Quelle est la juste place à donner à ma personne ?

Une personne, ça sert à quoi ? Cela sert à être un « je », un « tu », un « il », un « nous ». Ces pronoms nous permettent de vivre socialement. Imaginez jouer à un jeu où l’on ne pourrait pas utiliser de pronom personnel : cela rendrait la socialisation compliquée. Je suis un animal conscient et social. Conscient, parce que mon cerveau génère une représentation du monde et de moi-même qui s’incarne dans le pronom « je ». Social, parce que la place de notre cérébralité dans notre corps fait de nous des individus fragiles à l’enfance et capables de communication et de cotransformation de nous-mêmes et du monde, en lien avec les autres, adultes.

Mon système de représentation de mon monde et de moi-même est avant tout un héritage, une part de celui de mes parents, une part de celui de mes amis et de mes amours, une part de celui de mes enseignants et de mes managers, une part de celui de mes auteurs et artistes, une part de celui de mes divertissements. Je suis un être aux autres et une chose parmi le monde des choses.

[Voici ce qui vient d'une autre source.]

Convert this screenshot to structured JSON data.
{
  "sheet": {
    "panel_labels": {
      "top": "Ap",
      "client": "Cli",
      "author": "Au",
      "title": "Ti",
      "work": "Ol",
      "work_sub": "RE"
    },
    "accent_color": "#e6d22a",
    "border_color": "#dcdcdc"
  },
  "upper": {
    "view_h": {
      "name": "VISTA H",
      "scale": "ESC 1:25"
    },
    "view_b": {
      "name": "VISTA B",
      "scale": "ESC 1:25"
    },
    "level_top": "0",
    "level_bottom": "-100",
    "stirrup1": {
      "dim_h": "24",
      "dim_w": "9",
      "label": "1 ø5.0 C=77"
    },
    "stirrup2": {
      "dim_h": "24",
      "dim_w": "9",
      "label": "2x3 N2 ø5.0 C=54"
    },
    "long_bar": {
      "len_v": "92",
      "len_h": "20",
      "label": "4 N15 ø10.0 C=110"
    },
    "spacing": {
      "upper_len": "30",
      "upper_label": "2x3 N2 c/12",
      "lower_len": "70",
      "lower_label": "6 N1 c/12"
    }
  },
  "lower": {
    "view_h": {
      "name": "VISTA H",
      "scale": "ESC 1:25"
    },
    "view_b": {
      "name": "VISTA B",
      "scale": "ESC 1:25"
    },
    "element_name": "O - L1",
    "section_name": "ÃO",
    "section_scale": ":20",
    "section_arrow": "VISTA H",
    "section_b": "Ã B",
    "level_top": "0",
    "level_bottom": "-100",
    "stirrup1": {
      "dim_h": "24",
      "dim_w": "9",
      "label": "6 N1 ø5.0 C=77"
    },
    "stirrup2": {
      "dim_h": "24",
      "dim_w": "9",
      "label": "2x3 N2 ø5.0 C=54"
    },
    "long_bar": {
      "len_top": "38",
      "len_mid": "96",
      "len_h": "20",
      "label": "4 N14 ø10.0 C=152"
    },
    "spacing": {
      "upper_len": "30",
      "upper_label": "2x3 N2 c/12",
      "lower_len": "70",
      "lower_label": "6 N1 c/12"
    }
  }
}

Ma compréhension du monde et de moi-même exerce une pression sur mon être. Une tension entre ce que je comprends et ce que je vis. Dans ce que je vis, il y a ce qui est bon et ce qui est douloureux. Dans ce que je comprends, il y a ce qui paraît être le mieux. De ce mieux, il y a un désir. Désir qui se confronte à la manière dont les autres ont tendance à structurer leurs existences et la mienne. Cette structuration, ce sont les normes sociales. Normes qui se façonnent différemment selon les classes sociales, les genres, les validités, les « croyantalités ». Je suis un être au monde, et ce monde attend des choses de moi selon la représentation que mes réseaux d’autorité se font du monde et de moi.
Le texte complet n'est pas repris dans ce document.